God has promised to care for all of our needs, provided we trust in him (Matt. 10:28-33, 6:19-34; Phil. 4:4-9; 1 Pet. 5:5-7). With that thought, I’ll say this: A preacher’s salary is “ordained” by the Lord, but decided upon, by the brethren (1 Cor. 9:3-14). If a preacher’s lifestyle is so hard, it probably is because the brethren believe it must be so, not our Lord (Gal. 6:6-7; 1 Tim. 5:18). The Lord especially wants the hardest of his workers to be cared for. If preachers and their families can’t be provided for, the way the rest of God’s children would like to be, something is seriously wrong. All of the brethren have their needs, but it never ceases to amaze me, how the preacher’s needs are measured by a “different” standard. Some preachers don’t even have insurance, or if they do, it’s such poor quality, that his family waits until they’re practically on their death bed before they see a doctor! An eye doctor, dentist, or orthodontist is a luxury which many preachers’ dependents rarely see. When vacation time comes around, too often the difference in the brethren and the preacher’s income is seen. As the family struggles to make their month-to-month “regular” bills, often getting a bit behind on their budget, that finding sufficient cash even for gas money is a difficult task. Grandma and grandpa seem so very far away at such times. A “worn out” preacher is seen, along with his tired family, who are barely able to get away, to visit their relatives. Of course, this type of visit is wonderful, but not always very restful, especially when you travel through the night, with the family sleeping in the car, for lack of funds for a motel.

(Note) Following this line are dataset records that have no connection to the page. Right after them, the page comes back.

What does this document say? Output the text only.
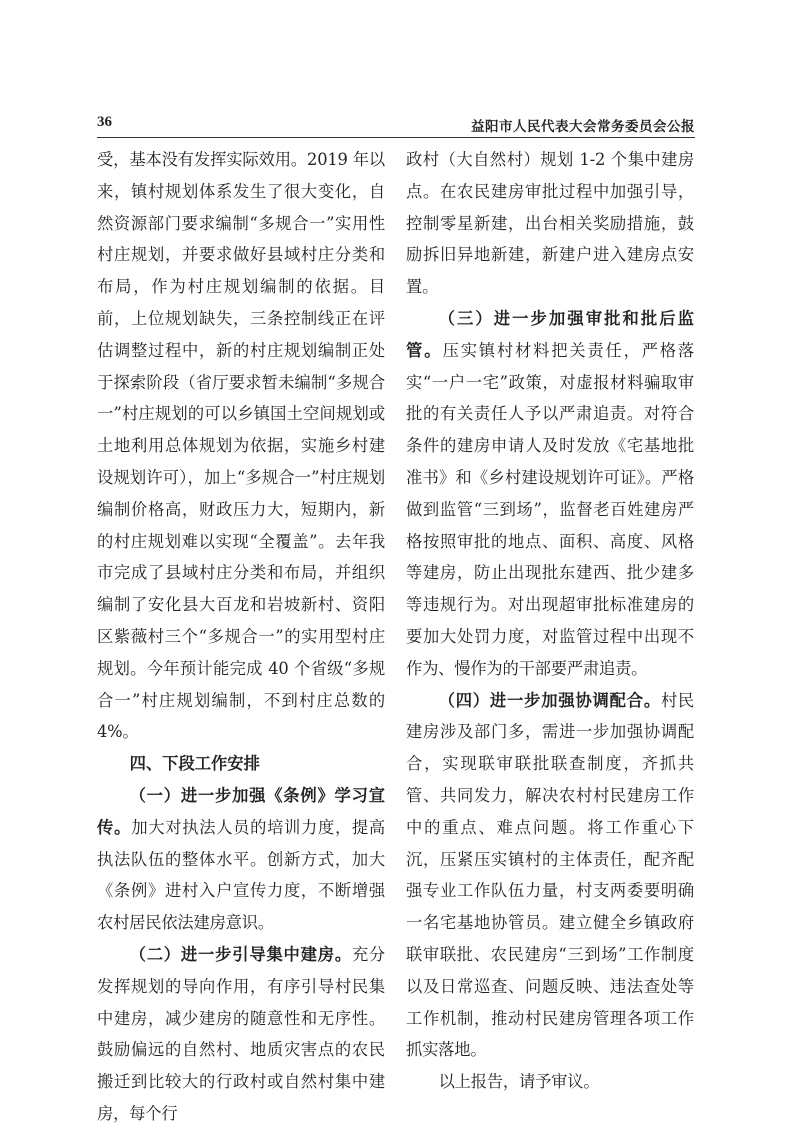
36	益阳市人民代表大会常务委员会公报

受，基本没有发挥实际效用。2019 年以来，镇村规划体系发生了很大变化，自然资源部门要求编制“多规合一”实用性村庄规划，并要求做好县域村庄分类和布局，作为村庄规划编制的依据。目前，上位规划缺失，三条控制线正在评估调整过程中，新的村庄规划编制正处于探索阶段（省厅要求暂未编制“多规合一”村庄规划的可以乡镇国土空间规划或土地利用总体规划为依据，实施乡村建设规划许可），加上“多规合一”村庄规划编制价格高，财政压力大，短期内，新的村庄规划难以实现“全覆盖”。去年我市完成了县域村庄分类和布局，并组织编制了安化县大百龙和岩坡新村、资阳区紫薇村三个“多规合一”的实用型村庄规划。今年预计能完成 40 个省级“多规合一”村庄规划编制，不到村庄总数的 4%。

四、下段工作安排

（一）进一步加强《条例》学习宣传。加大对执法人员的培训力度，提高执法队伍的整体水平。创新方式，加大《条例》进村入户宣传力度，不断增强农村居民依法建房意识。

（二）进一步引导集中建房。充分发挥规划的导向作用，有序引导村民集中建房，减少建房的随意性和无序性。鼓励偏远的自然村、地质灾害点的农民搬迁到比较大的行政村或自然村集中建房，每个行

政村（大自然村）规划 1-2 个集中建房点。在农民建房审批过程中加强引导，控制零星新建，出台相关奖励措施，鼓励拆旧异地新建，新建户进入建房点安置。

（三）进一步加强审批和批后监管。压实镇村材料把关责任，严格落实“一户一宅”政策，对虚报材料骗取审批的有关责任人予以严肃追责。对符合条件的建房申请人及时发放《宅基地批准书》和《乡村建设规划许可证》。严格做到监管“三到场”，监督老百姓建房严格按照审批的地点、面积、高度、风格等建房，防止出现批东建西、批少建多等违规行为。对出现超审批标准建房的要加大处罚力度，对监管过程中出现不作为、慢作为的干部要严肃追责。

（四）进一步加强协调配合。村民建房涉及部门多，需进一步加强协调配合，实现联审联批联查制度，齐抓共管、共同发力，解决农村村民建房工作中的重点、难点问题。将工作重心下沉，压紧压实镇村的主体责任，配齐配强专业工作队伍力量，村支两委要明确一名宅基地协管员。建立健全乡镇政府联审联批、农民建房“三到场”工作制度以及日常巡查、问题反映、违法查处等工作机制，推动村民建房管理各项工作抓实落地。

以上报告，请予审议。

If brethren are “early risers,” they expect their preacher and his family to rise early even though his work may have caused them to stay up late. What is often found, is that usually a preacher and family are both early risers and late nighters.

If the preacher decides to take one day off, out of a seven day work load (as did his Lord) and he doesn’t get away from home, his “day off” can easily become a full day’s work, including late night hours. It only takes a few calls from brethren to fill a “lazy” preacher’s daily schedule.

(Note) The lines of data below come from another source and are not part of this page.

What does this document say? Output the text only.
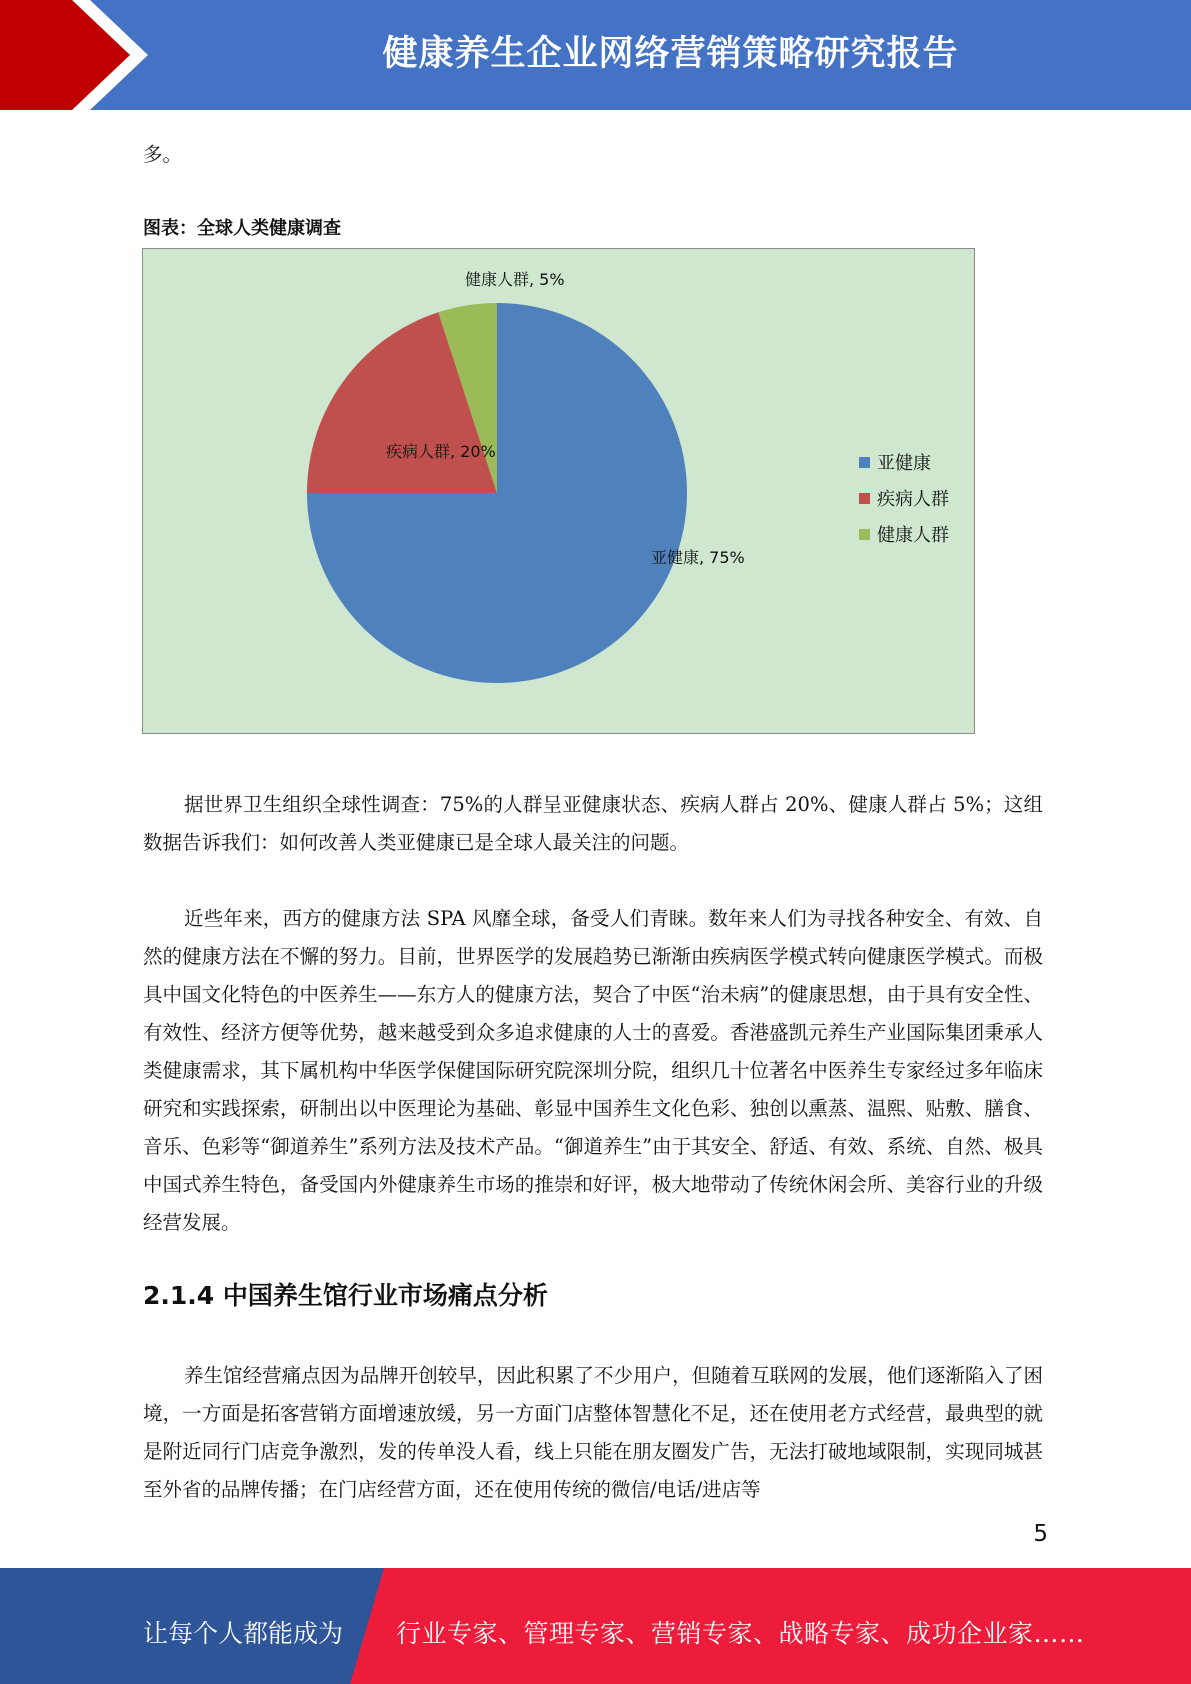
健康养生企业网络营销策略研究报告
多。
图表：全球人类健康调查
亚健康, 75%
疾病人群, 20%
健康人群, 5%
亚健康
疾病人群
健康人群
据世界卫生组织全球性调查：75%的人群呈亚健康状态、疾病人群占 20%、健康人群占 5%；这组数据告诉我们：如何改善人类亚健康已是全球人最关注的问题。
近些年来，西方的健康方法 SPA 风靡全球，备受人们青睐。数年来人们为寻找各种安全、有效、自然的健康方法在不懈的努力。目前，世界医学的发展趋势已渐渐由疾病医学模式转向健康医学模式。而极具中国文化特色的中医养生——东方人的健康方法，契合了中医“治未病”的健康思想，由于具有安全性、有效性、经济方便等优势，越来越受到众多追求健康的人士的喜爱。香港盛凯元养生产业国际集团秉承人类健康需求，其下属机构中华医学保健国际研究院深圳分院，组织几十位著名中医养生专家经过多年临床研究和实践探索，研制出以中医理论为基础、彰显中国养生文化色彩、独创以熏蒸、温熙、贴敷、膳食、音乐、色彩等“御道养生”系列方法及技术产品。“御道养生”由于其安全、舒适、有效、系统、自然、极具中国式养生特色，备受国内外健康养生市场的推崇和好评，极大地带动了传统休闲会所、美容行业的升级经营发展。
2.1.4 中国养生馆行业市场痛点分析
养生馆经营痛点因为品牌开创较早，因此积累了不少用户，但随着互联网的发展，他们逐渐陷入了困境，一方面是拓客营销方面增速放缓，另一方面门店整体智慧化不足，还在使用老方式经营，最典型的就是附近同行门店竞争激烈，发的传单没人看，线上只能在朋友圈发广告，无法打破地域限制，实现同城甚至外省的品牌传播；在门店经营方面，还在使用传统的微信/电话/进店等
5
让每个人都能成为 行业专家、管理专家、营销专家、战略专家、成功企业家……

A church with any amount of members, considering all the different needs of each person with all the preacher and his family must do to please each of them, could leave a preacher and his family in an endless battle of no private lifestyle. “No rest for the weary!” A preacher has to protect his family and himself, making choices as to what they will and will not do, to make sure they have a good family lifestyle. This includes spirituality, eating, work, fun, and resting; preferably done together (as in — “a family unit”). Too often they find time for only one.

If it sounds like a “hard life” — it is, or at least it can be at times. These hardships, of course, are not limited to preachers and their families, as everyone who is diligent and active, doing the Lord’s work will find themselves with plenty to do at all times. But you simply live it each day — and pray to the Lord, turning to him for the strength and energy to make it each day (Phil. 4:13). For he is the pillar of all families who diligently serve him daily, the world over.

But my main concern is this — I am rather young myself, and already I ask this question (usually of myself, and my God), “Who is going to take my husband’s and my place, in the service of the Lord, when we are gone off this earth?”

“Who will live this hard life?”

Let us pray together, brethren, on these matters. I believe it is a great concern of the Lord and should be to his children as well. I thank the Lord each day for providing me with the strength to serve him. That such a worm as I can be enabled to do his work on earth, but through “the foolishness of preaching,” he chose to get his word out. We all need to live “the hard life” — for him. To quote a wise man, I love dearly, “His people may (at times) not seem to be worth it — but our Holy Father always is!” And that is why we live the hard life!